Should I tell them to leave?
Generally, no. Direct directives to leave usually do not work and often backfire. What works better is being a steady presence who makes leaving possible when the survivor is ready. The exception is if the survivor explicitly asks for your direct opinion. In that case, honesty is appropriate, but in service of their decision rather than as pressure.
What if I see them being hurt?
Calling 911 is the right response to witnessing violence in the moment. After the immediate situation is addressed, the longer support work resumes. The survivor may not thank you for calling. That is one of the prices of intervening in an acute situation, and it does not mean you should not intervene.
Should I confront the abuser?
No. Confronting the person doing the harm rarely improves the situation and often escalates the danger to the survivor. The abuser will often punish the survivor for what they perceive as the survivor having spoken about them to outsiders, even when the survivor did not. If the abuser approaches you directly, keep the interaction brief and do not engage in any conversation that could be later used against the survivor.
Can I call the hotline if I am not the one being abused?
Yes. Domestic violence hotlines accept calls from supporters as well as from survivors. The advocate can talk through your specific situation and help you think about how to help.
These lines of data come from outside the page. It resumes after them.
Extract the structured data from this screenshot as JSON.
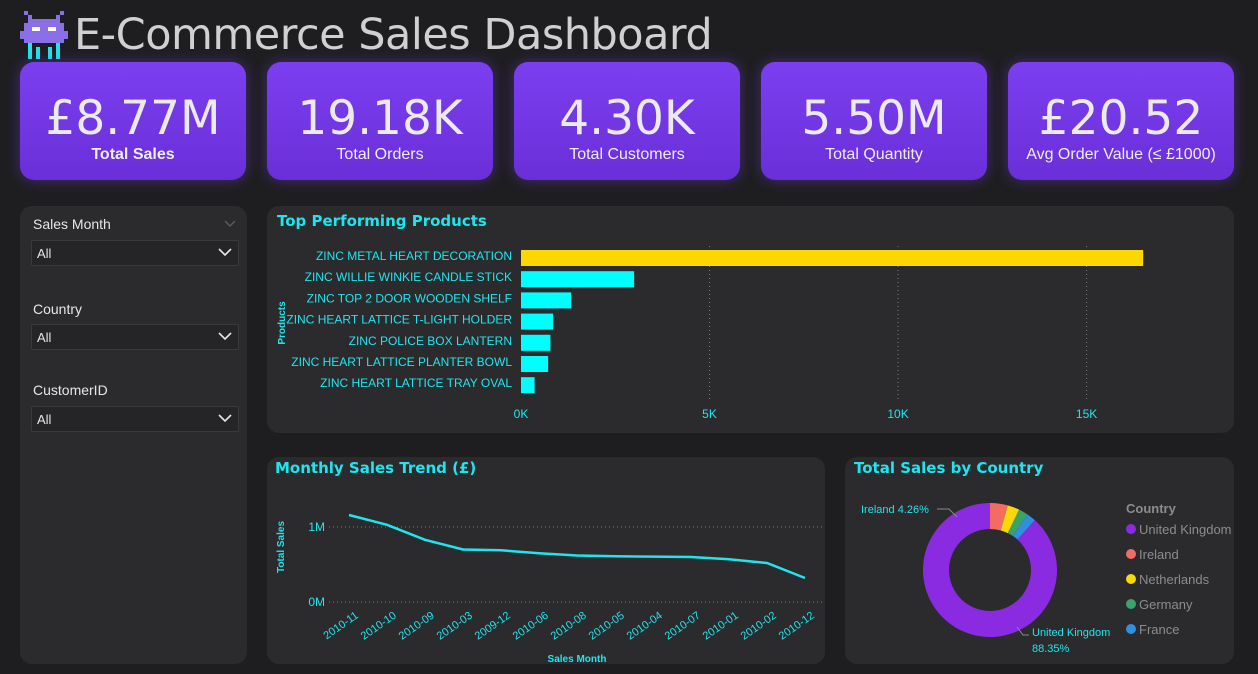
{
  "header": {
    "title": "E-Commerce Sales Dashboard",
    "logo_icon": "pixel-alien-icon"
  },
  "kpis": [
    {
      "value": "£8.77M",
      "label": "Total Sales"
    },
    {
      "value": "19.18K",
      "label": "Total Orders"
    },
    {
      "value": "4.30K",
      "label": "Total Customers"
    },
    {
      "value": "5.50M",
      "label": "Total Quantity"
    },
    {
      "value": "£20.52",
      "label": "Avg Order Value (≤ £1000)"
    }
  ],
  "slicers": [
    {
      "title": "Sales Month",
      "value": "All"
    },
    {
      "title": "Country",
      "value": "All"
    },
    {
      "title": "CustomerID",
      "value": "All"
    }
  ],
  "colors": {
    "accent": "#1fe5ee",
    "kpi_purple": "#7b3ff0",
    "highlight": "#ffd700",
    "bar": "#00ffff"
  },
  "chart_data": [
    {
      "type": "bar",
      "title": "Top Performing Products",
      "ylabel": "Products",
      "xlabel": "",
      "categories": [
        "ZINC METAL HEART DECORATION",
        "ZINC WILLIE WINKIE CANDLE STICK",
        "ZINC TOP 2 DOOR WOODEN SHELF",
        "ZINC HEART LATTICE T-LIGHT HOLDER",
        "ZINC POLICE BOX LANTERN",
        "ZINC HEART LATTICE PLANTER BOWL",
        "ZINC HEART LATTICE TRAY OVAL"
      ],
      "values": [
        16500,
        3000,
        1330,
        850,
        780,
        720,
        360
      ],
      "highlight_index": 0,
      "xlim": [
        0,
        17000
      ],
      "xticks": [
        0,
        5000,
        10000,
        15000
      ],
      "xtick_labels": [
        "0K",
        "5K",
        "10K",
        "15K"
      ],
      "orientation": "horizontal",
      "grid": "vertical dotted"
    },
    {
      "type": "line",
      "title": "Monthly Sales Trend (£)",
      "xlabel": "Sales Month",
      "ylabel": "Total Sales",
      "categories": [
        "2010-11",
        "2010-10",
        "2010-09",
        "2010-03",
        "2009-12",
        "2010-06",
        "2010-08",
        "2010-05",
        "2010-04",
        "2010-07",
        "2010-01",
        "2010-02",
        "2010-12"
      ],
      "values": [
        1160000,
        1030000,
        830000,
        700000,
        690000,
        650000,
        620000,
        610000,
        605000,
        600000,
        570000,
        520000,
        320000
      ],
      "ylim": [
        0,
        1300000
      ],
      "yticks": [
        0,
        1000000
      ],
      "ytick_labels": [
        "0M",
        "1M"
      ],
      "grid": "horizontal dotted"
    },
    {
      "type": "pie",
      "title": "Total Sales by Country",
      "donut": true,
      "legend_title": "Country",
      "legend_position": "right",
      "categories": [
        "United Kingdom",
        "Ireland",
        "Netherlands",
        "Germany",
        "France"
      ],
      "values": [
        88.35,
        4.26,
        2.9,
        2.3,
        2.19
      ],
      "colors": [
        "#8a2be2",
        "#f26c64",
        "#f5d90a",
        "#3aa36a",
        "#2f8fe0"
      ],
      "data_labels": [
        {
          "category": "Ireland",
          "text": "Ireland 4.26%"
        },
        {
          "category": "United Kingdom",
          "text": "United Kingdom",
          "text2": "88.35%"
        }
      ]
    }
  ]
}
The FBWC hotline at 281-342-HELP (4357) is available 24 hours a day.
What if they keep returning to the relationship?
Most survivors return to abusive relationships several times before leaving permanently. Each return is not a failure. Your job is to remain present and not to punish them for the return. The next time they leave, your continued presence is what makes that possible.
How do I know if I am helping or making it worse?
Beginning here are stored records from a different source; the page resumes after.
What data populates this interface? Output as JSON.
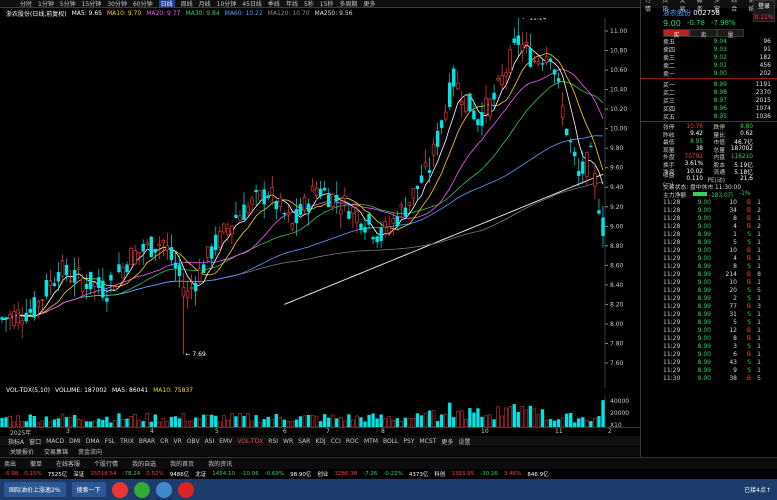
{
  "colors": {
    "up": "#ff3c3c",
    "down": "#2fd35a",
    "ma5": "#ffffff",
    "ma10": "#ffd700",
    "ma20": "#ff55ff",
    "ma30": "#34c759",
    "ma60": "#5aa0ff",
    "ma120": "#7a7a7a",
    "ma250": "#e0e0e0"
  },
  "top_periods": [
    "分时",
    "1分钟",
    "5分钟",
    "15分钟",
    "30分钟",
    "60分钟",
    "日线",
    "周线",
    "月线",
    "10分钟",
    "45日线",
    "季线",
    "年线",
    "5秒",
    "15秒",
    "多周期",
    "更多"
  ],
  "active_period": "日线",
  "ma_header": {
    "name": "浙农股份(日线,前复权)",
    "ma5": "MA5: 9.65",
    "ma10": "MA10: 9.70",
    "ma20": "MA20: 9.77",
    "ma30": "MA30: 9.84",
    "ma60": "MA60: 10.22",
    "ma120": "MA120: 10.70",
    "ma250": "MA250: 9.56"
  },
  "price_axis": [
    "11.00",
    "10.80",
    "10.60",
    "10.40",
    "10.20",
    "10.00",
    "9.80",
    "9.60",
    "9.40",
    "9.20",
    "9.00",
    "8.80",
    "8.60",
    "8.40",
    "8.20",
    "8.00",
    "7.80",
    "7.60"
  ],
  "annotations": {
    "high": "11.14",
    "low": "7.69"
  },
  "vol_header": {
    "name": "VOL-TDX(5,10)",
    "volume": "VOLUME: 187002",
    "ma5": "MA5: 86041",
    "ma10": "MA10: 75837"
  },
  "vol_axis": [
    "40000",
    "20000",
    "X10"
  ],
  "date_axis": [
    {
      "label": "2025年",
      "pos": 10
    },
    {
      "label": "3",
      "pos": 66
    },
    {
      "label": "4",
      "pos": 150
    },
    {
      "label": "5",
      "pos": 215
    },
    {
      "label": "6",
      "pos": 283
    },
    {
      "label": "7",
      "pos": 326
    },
    {
      "label": "8",
      "pos": 381
    },
    {
      "label": "10",
      "pos": 481
    },
    {
      "label": "11",
      "pos": 555
    },
    {
      "label": "2",
      "pos": 608
    }
  ],
  "indicator_tabs": [
    "指标A",
    "窗口",
    "MACD",
    "DMI",
    "DMA",
    "FSL",
    "TRIX",
    "BRAR",
    "CR",
    "VR",
    "OBV",
    "ASI",
    "EMV",
    "VOL-TDX",
    "RSI",
    "WR",
    "SAR",
    "KDJ",
    "CCI",
    "ROC",
    "MTM",
    "BOLL",
    "PSY",
    "MCST",
    "更多",
    "设置"
  ],
  "active_indicator": "VOL-TDX",
  "sub_tabs": [
    "关联报价",
    "交易集锦",
    "资金流向"
  ],
  "footer_tabs": [
    "卖出",
    "撤单",
    "在线客服",
    "个股行情",
    "我的自选",
    "我的首页",
    "我的资讯"
  ],
  "index_bar": [
    {
      "text": "-5.98",
      "color": "red"
    },
    {
      "text": "0.15%",
      "color": "red"
    },
    {
      "text": "7525亿",
      "color": "white"
    },
    {
      "text": "深证",
      "color": "white"
    },
    {
      "text": "15018.54",
      "color": "red"
    },
    {
      "text": "-78.24",
      "color": "green"
    },
    {
      "text": "0.52%",
      "color": "red"
    },
    {
      "text": "9486亿",
      "color": "white"
    },
    {
      "text": "北证",
      "color": "white"
    },
    {
      "text": "1454.10",
      "color": "green"
    },
    {
      "text": "-10.06",
      "color": "green"
    },
    {
      "text": "-0.69%",
      "color": "green"
    },
    {
      "text": "98.90亿",
      "color": "white"
    },
    {
      "text": "创业",
      "color": "white"
    },
    {
      "text": "3286.38",
      "color": "red"
    },
    {
      "text": "-7.26",
      "color": "green"
    },
    {
      "text": "-0.22%",
      "color": "green"
    },
    {
      "text": "4373亿",
      "color": "white"
    },
    {
      "text": "科创",
      "color": "white"
    },
    {
      "text": "1393.95",
      "color": "red"
    },
    {
      "text": "-30.26",
      "color": "green"
    },
    {
      "text": "3.46%",
      "color": "red"
    },
    {
      "text": "846.9亿",
      "color": "white"
    }
  ],
  "right_panel": {
    "menu": [
      "行情",
      "资讯",
      "交易",
      "服务",
      "多窗",
      "综合",
      "系统",
      "帮助"
    ],
    "stock_name": "浙农股份",
    "stock_code": "002758",
    "login_label": "登录",
    "login_pct": "0.11%",
    "price": "9.00",
    "change": "-0.78",
    "change_pct": "-7.98%",
    "tabs": [
      "买",
      "卖",
      "量"
    ],
    "asks": [
      {
        "label": "卖五",
        "price": "9.04",
        "vol": "96"
      },
      {
        "label": "卖四",
        "price": "9.03",
        "vol": "91"
      },
      {
        "label": "卖三",
        "price": "9.02",
        "vol": "182"
      },
      {
        "label": "卖二",
        "price": "9.01",
        "vol": "456"
      },
      {
        "label": "卖一",
        "price": "9.00",
        "vol": "202"
      }
    ],
    "bids": [
      {
        "label": "买一",
        "price": "8.99",
        "vol": "1191"
      },
      {
        "label": "买二",
        "price": "8.98",
        "vol": "2370"
      },
      {
        "label": "买三",
        "price": "8.97",
        "vol": "2015"
      },
      {
        "label": "买四",
        "price": "8.96",
        "vol": "1074"
      },
      {
        "label": "买五",
        "price": "8.95",
        "vol": "1036"
      }
    ],
    "stats": [
      {
        "k1": "张停",
        "v1": "10.76",
        "k2": "跌停",
        "v2": "8.80"
      },
      {
        "k1": "昨收",
        "v1": "9.42",
        "k2": "量比",
        "v2": "0.62"
      },
      {
        "k1": "最低",
        "v1": "8.95",
        "k2": "市值",
        "v2": "46.7亿"
      },
      {
        "k1": "现量",
        "v1": "38",
        "k2": "总量",
        "v2": "187002"
      },
      {
        "k1": "外盘",
        "v1": "70792",
        "k2": "内盘",
        "v2": "116210"
      },
      {
        "k1": "换手",
        "v1": "3.61%",
        "k2": "股本",
        "v2": "5.19亿"
      },
      {
        "k1": "净资",
        "v1": "10.02",
        "k2": "流通",
        "v2": "5.18亿"
      },
      {
        "k1": "收益(一)",
        "v1": "0.110",
        "k2": "PE(动)",
        "v2": "21.6"
      }
    ],
    "trade_status": "交易状态: 盘中休市 11:30:00",
    "main_flow_label": "主力净额",
    "main_flow_value": "-183.0万",
    "main_flow_pct": "-1%",
    "ticks": [
      {
        "t": "11:28",
        "p": "9.00",
        "v": "10",
        "s": "B",
        "n": "1"
      },
      {
        "t": "11:28",
        "p": "9.00",
        "v": "34",
        "s": "B",
        "n": "2"
      },
      {
        "t": "11:28",
        "p": "9.00",
        "v": "8",
        "s": "B",
        "n": "1"
      },
      {
        "t": "11:28",
        "p": "9.00",
        "v": "4",
        "s": "B",
        "n": "2"
      },
      {
        "t": "11:28",
        "p": "8.99",
        "v": "1",
        "s": "S",
        "n": "1"
      },
      {
        "t": "11:28",
        "p": "8.99",
        "v": "5",
        "s": "S",
        "n": "1"
      },
      {
        "t": "11:29",
        "p": "9.00",
        "v": "10",
        "s": "B",
        "n": "1"
      },
      {
        "t": "11:29",
        "p": "9.00",
        "v": "4",
        "s": "B",
        "n": "1"
      },
      {
        "t": "11:29",
        "p": "8.99",
        "v": "8",
        "s": "S",
        "n": "1"
      },
      {
        "t": "11:29",
        "p": "8.99",
        "v": "214",
        "s": "B",
        "n": "8"
      },
      {
        "t": "11:29",
        "p": "9.00",
        "v": "10",
        "s": "B",
        "n": "1"
      },
      {
        "t": "11:29",
        "p": "8.99",
        "v": "20",
        "s": "S",
        "n": "5"
      },
      {
        "t": "11:29",
        "p": "8.99",
        "v": "2",
        "s": "S",
        "n": "1"
      },
      {
        "t": "11:29",
        "p": "8.99",
        "v": "77",
        "s": "B",
        "n": "3"
      },
      {
        "t": "11:29",
        "p": "8.99",
        "v": "31",
        "s": "S",
        "n": "1"
      },
      {
        "t": "11:29",
        "p": "8.99",
        "v": "5",
        "s": "S",
        "n": "1"
      },
      {
        "t": "11:29",
        "p": "9.00",
        "v": "12",
        "s": "B",
        "n": "1"
      },
      {
        "t": "11:29",
        "p": "9.00",
        "v": "8",
        "s": "B",
        "n": "1"
      },
      {
        "t": "11:29",
        "p": "8.99",
        "v": "3",
        "s": "S",
        "n": "1"
      },
      {
        "t": "11:29",
        "p": "9.00",
        "v": "6",
        "s": "B",
        "n": "1"
      },
      {
        "t": "11:29",
        "p": "8.99",
        "v": "43",
        "s": "S",
        "n": "1"
      },
      {
        "t": "11:29",
        "p": "8.99",
        "v": "9",
        "s": "S",
        "n": "1"
      },
      {
        "t": "11:30",
        "p": "9.00",
        "v": "38",
        "s": "B",
        "n": "5"
      }
    ]
  },
  "taskbar": {
    "item1": "国际油价上涨逾2%",
    "item2": "搜索一下",
    "clock": "已接4点↑"
  }
}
Helping looks like: they continue to confide in you over time. They reach out when something happens. They come to you when they are ready to think about next steps. Making it worse looks like: they stop confiding. They become evasive when you ask how things are going. They cancel plans more often. They tell you, directly or indirectly, that you are pushing too hard. If you see the second pattern, the answer is usually to back off, not to push harder.
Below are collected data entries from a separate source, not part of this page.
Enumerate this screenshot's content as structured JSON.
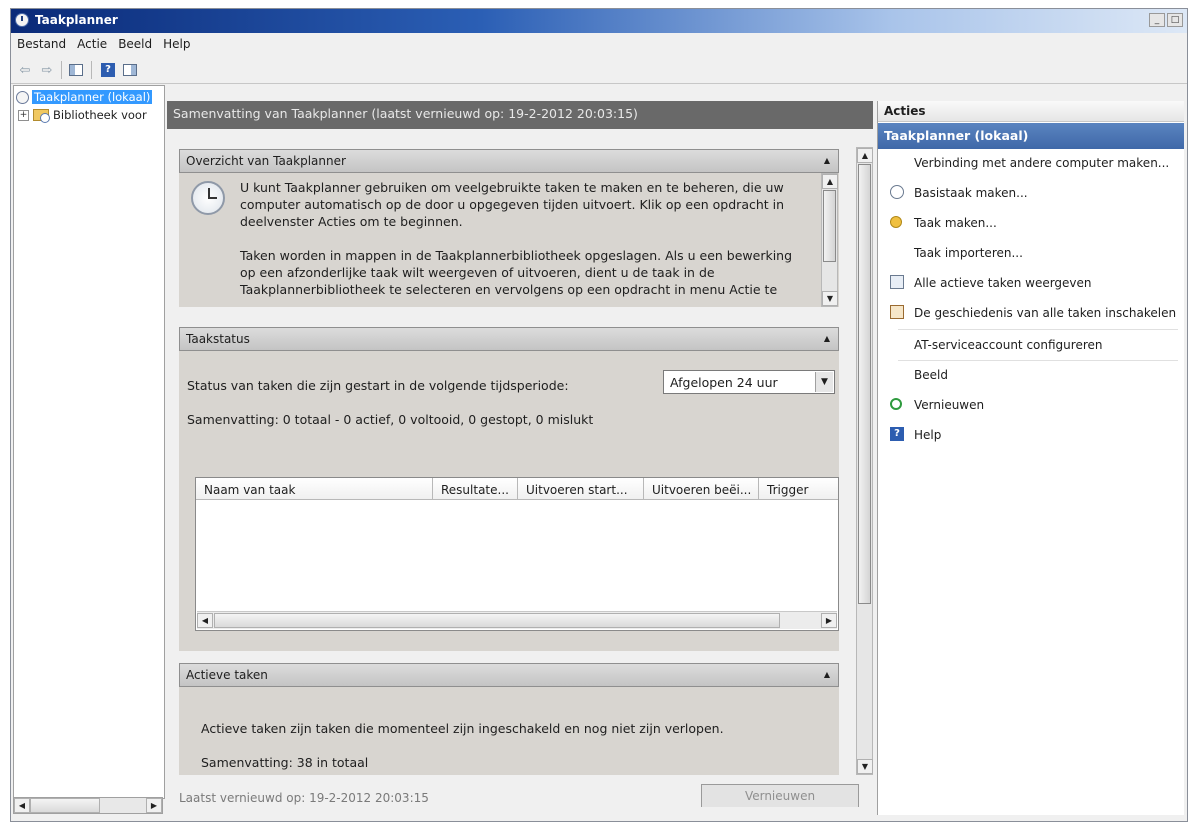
{
  "window": {
    "title": "Taakplanner",
    "controls": [
      "_",
      "□"
    ]
  },
  "menu": [
    "Bestand",
    "Actie",
    "Beeld",
    "Help"
  ],
  "toolbar": {
    "back": "⇦",
    "forward": "⇨",
    "help": "?"
  },
  "nav_tree": {
    "root": "Taakplanner (lokaal)",
    "child_expander": "+",
    "child": "Bibliotheek voor"
  },
  "center": {
    "header": "Samenvatting van Taakplanner (laatst vernieuwd op: 19-2-2012 20:03:15)",
    "overview": {
      "title": "Overzicht van Taakplanner",
      "para1": "U kunt Taakplanner gebruiken om veelgebruikte taken te maken en te beheren, die uw computer automatisch op de door u opgegeven tijden uitvoert. Klik op een opdracht in deelvenster Acties om te beginnen.",
      "para2": "Taken worden in mappen in de Taakplannerbibliotheek opgeslagen. Als u een bewerking op een afzonderlijke taak wilt weergeven of uitvoeren, dient u de taak in de Taakplannerbibliotheek te selecteren en vervolgens op een opdracht in menu Actie te"
    },
    "taskstatus": {
      "title": "Taakstatus",
      "period_label": "Status van taken die zijn gestart in de volgende tijdsperiode:",
      "period_value": "Afgelopen 24 uur",
      "summary": "Samenvatting: 0 totaal - 0 actief, 0 voltooid, 0 gestopt, 0 mislukt",
      "columns": [
        "Naam van taak",
        "Resultate...",
        "Uitvoeren start...",
        "Uitvoeren beëi...",
        "Trigger"
      ]
    },
    "active": {
      "title": "Actieve taken",
      "description": "Actieve taken zijn taken die momenteel zijn ingeschakeld en nog niet zijn verlopen.",
      "summary": "Samenvatting: 38 in totaal"
    },
    "footer": {
      "last_refreshed": "Laatst vernieuwd op: 19-2-2012 20:03:15",
      "refresh_button": "Vernieuwen"
    }
  },
  "actions": {
    "title": "Acties",
    "group": "Taakplanner (lokaal)",
    "items": [
      {
        "label": "Verbinding met andere computer maken...",
        "icon": ""
      },
      {
        "label": "Basistaak maken...",
        "icon": "basic-task-icon"
      },
      {
        "label": "Taak maken...",
        "icon": "create-task-icon"
      },
      {
        "label": "Taak importeren...",
        "icon": ""
      },
      {
        "label": "Alle actieve taken weergeven",
        "icon": "running-tasks-icon"
      },
      {
        "label": "De geschiedenis van alle taken inschakelen",
        "icon": "history-icon"
      },
      {
        "label": "AT-serviceaccount configureren",
        "icon": ""
      },
      {
        "label": "Beeld",
        "icon": ""
      },
      {
        "label": "Vernieuwen",
        "icon": "refresh-icon"
      },
      {
        "label": "Help",
        "icon": "help-icon"
      }
    ]
  },
  "colors": {
    "accent": "#3f68a8",
    "header_gray": "#696969",
    "selection": "#3399ff"
  }
}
What if they will not talk to me about it?
Respect that. Some survivors are not ready to talk to anyone about what is happening, and your role becomes to be a person they know they can come to when they are ready. Send the occasional message that has no agenda. Stay reachable. Do not require them to disclose in order to maintain the friendship.
Will their abuser try to get to me?
Sometimes. Abusers often try to isolate survivors from their support networks by undermining the relationships the survivor has with friends and family. You may be subjected to false stories about the survivor, attempts to recruit you to the abuser’s side of the narrative, or efforts to make you distrust the survivor. Stay calm, do not engage in detailed conversations, and verify what you hear directly with the survivor.
Supporting someone through an abusive relationship is one of the harder things you will do for a person you love. It will not feel like enough, and most of the time it will not look like the kind of help that gets recognized. The slow, patient, non-judgmental presence you are offering is exactly the kind of support that survivors describe, in retrospect, as what made the difference.
When the person you love is ready to take a step, the FBWC How We Can Help page is a starting point, and the 24-hour crisis line at 281-342-HELP (4357) is the practical entry to the services. Until that moment, what they need from you is what you are already doing by being here: paying attention, taking it seriously, and being willing to stay.